Each phase internally runs three sub-steps per level transition:

Vertex -> Edge: Project node embeddings for attention computation
Edge -> Edge: Compute attention weights between connected nodes
Edge -> Vertex: Aggregate weighted embeddings back to nodes

All message passing parameters (projection matrices, attention vectors) are per-level and per-head. They are trainable.

K-Head Attention (16 x 64D)

Scoring uses 16 attention heads, each operating on a 64-dimensional projection of the 1024D embedding. 16 * 64 = 1024, which exactly matches the BGE-M3 embedding dimension — no information is discarded.

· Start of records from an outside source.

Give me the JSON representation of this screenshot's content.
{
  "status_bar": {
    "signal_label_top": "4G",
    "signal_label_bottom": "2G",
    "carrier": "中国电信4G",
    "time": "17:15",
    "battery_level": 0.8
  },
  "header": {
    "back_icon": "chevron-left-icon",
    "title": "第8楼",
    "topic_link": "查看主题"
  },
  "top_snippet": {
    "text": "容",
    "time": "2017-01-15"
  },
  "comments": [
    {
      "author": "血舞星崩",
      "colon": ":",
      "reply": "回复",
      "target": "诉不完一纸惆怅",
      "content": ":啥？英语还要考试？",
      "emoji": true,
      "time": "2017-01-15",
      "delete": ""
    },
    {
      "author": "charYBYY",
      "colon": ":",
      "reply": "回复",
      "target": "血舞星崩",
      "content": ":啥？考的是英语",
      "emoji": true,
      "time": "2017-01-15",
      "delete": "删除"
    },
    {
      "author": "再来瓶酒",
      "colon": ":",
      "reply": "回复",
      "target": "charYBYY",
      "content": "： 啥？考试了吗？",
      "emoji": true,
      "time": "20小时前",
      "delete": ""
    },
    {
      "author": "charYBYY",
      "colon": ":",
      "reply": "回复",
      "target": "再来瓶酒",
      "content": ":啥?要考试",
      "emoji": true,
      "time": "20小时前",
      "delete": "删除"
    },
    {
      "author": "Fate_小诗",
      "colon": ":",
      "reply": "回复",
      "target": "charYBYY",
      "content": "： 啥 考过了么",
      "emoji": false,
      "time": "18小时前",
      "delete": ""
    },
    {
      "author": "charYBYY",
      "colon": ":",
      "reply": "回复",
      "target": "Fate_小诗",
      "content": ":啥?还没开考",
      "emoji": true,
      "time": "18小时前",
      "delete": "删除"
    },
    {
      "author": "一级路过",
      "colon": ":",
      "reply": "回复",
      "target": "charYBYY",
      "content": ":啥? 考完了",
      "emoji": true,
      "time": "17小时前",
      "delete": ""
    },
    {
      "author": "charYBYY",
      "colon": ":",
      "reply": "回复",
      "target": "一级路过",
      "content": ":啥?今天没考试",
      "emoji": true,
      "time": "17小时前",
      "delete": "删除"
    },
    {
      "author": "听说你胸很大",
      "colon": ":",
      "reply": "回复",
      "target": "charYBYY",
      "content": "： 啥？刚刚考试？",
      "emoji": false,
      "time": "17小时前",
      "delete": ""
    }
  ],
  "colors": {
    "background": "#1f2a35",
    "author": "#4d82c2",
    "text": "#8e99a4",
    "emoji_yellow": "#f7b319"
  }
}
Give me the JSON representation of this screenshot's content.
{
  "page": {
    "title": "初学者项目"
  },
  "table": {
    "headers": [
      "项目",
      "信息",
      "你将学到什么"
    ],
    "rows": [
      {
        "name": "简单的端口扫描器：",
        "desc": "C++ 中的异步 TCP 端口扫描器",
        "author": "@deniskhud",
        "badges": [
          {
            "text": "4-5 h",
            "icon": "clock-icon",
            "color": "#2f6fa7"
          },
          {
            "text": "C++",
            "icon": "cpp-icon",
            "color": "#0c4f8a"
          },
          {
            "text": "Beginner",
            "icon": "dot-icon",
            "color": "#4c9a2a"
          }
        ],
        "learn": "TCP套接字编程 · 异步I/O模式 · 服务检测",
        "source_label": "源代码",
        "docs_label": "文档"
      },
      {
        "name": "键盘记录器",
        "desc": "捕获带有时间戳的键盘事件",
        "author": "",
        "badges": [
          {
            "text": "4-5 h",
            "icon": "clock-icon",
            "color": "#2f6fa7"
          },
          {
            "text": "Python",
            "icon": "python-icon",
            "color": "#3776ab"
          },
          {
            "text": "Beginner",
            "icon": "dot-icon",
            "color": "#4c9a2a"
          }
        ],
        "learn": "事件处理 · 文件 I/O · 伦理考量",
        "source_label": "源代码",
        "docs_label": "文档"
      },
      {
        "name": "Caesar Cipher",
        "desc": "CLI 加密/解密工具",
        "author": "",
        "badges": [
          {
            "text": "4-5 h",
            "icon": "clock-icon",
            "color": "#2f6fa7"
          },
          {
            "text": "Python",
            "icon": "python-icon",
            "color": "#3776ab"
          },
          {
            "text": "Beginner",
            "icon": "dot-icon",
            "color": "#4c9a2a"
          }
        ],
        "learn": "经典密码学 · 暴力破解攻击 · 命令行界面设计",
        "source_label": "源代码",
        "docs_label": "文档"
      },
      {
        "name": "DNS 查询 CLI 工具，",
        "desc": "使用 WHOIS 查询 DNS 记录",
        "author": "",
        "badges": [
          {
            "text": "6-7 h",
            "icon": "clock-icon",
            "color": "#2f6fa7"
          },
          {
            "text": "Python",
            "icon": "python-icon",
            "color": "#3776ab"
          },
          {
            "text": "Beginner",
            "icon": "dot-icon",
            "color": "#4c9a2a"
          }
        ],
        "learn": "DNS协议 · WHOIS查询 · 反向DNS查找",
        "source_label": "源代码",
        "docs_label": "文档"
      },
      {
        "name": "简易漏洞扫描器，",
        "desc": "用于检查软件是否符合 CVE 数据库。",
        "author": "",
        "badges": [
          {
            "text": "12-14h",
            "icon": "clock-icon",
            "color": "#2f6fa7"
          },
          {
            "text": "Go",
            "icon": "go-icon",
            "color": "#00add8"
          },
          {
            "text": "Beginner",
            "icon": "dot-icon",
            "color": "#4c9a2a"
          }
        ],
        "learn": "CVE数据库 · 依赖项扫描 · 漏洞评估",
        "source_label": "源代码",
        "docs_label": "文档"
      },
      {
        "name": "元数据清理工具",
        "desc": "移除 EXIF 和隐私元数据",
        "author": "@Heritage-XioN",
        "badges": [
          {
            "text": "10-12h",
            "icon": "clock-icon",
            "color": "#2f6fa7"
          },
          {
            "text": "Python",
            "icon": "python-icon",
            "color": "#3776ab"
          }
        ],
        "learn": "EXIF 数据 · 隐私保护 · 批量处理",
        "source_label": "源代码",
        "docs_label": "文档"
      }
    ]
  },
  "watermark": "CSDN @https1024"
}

Each head computes an independent attention score between the intent and every node. Different heads capture different signals from the data:

Signal type	What the head captures
Co-occurrence	Tools that frequently appear together in traces
Recency	Tools used recently in similar contexts
Error recovery	Tools that succeed after other tools fail
Success rate	Tools with high historical success for similar intents
Sequence position	Tools that typically appear early vs. late in workflows
Structural similarity	Tools in the same composite neighborhoods

Heads are not manually assigned to signal types. All trace features are fed to all heads. Each head discovers its own specialization through training.

The final score for each node is a weighted combination of all 16 head scores. The fusion weights are part of the trainable parameters.

Scoring pipeline

The full scoring pipeline, from intent to ranked results:

Intent string
    ↓
BGE-M3 encoder (1024D embedding)
    ↓
Intent projection (W_intent: 1024 -> 1024)
    ↓
K-head attention (16 heads, 64D each)
  - Q = W_q[h] @ intent    (query, per head)
  - K = W_k[h] @ node      (key, per head)
  - score[h] = Q . K / sqrt(64)
    ↓
Fusion (weighted combination of 16 head scores)
    ↓
Sorted node scores

The scoreNodes() method runs the entire pipeline:

// Score all nodes
const scores = shgat.scoreNodes(intentEmbedding);
// Returns: [{ nodeId, score, level, headScores }, ...]

// Score only leaves (L0)
const leafScores = shgat.scoreLeaves(intentEmbedding);

// Score only composites (L1+)
const compositeScores = shgat.scoreComposites(intentEmbedding);

The entire forward pass and scoring pipeline runs on GPU via TensorFlow.js when available. Array conversion only happens at the final output step.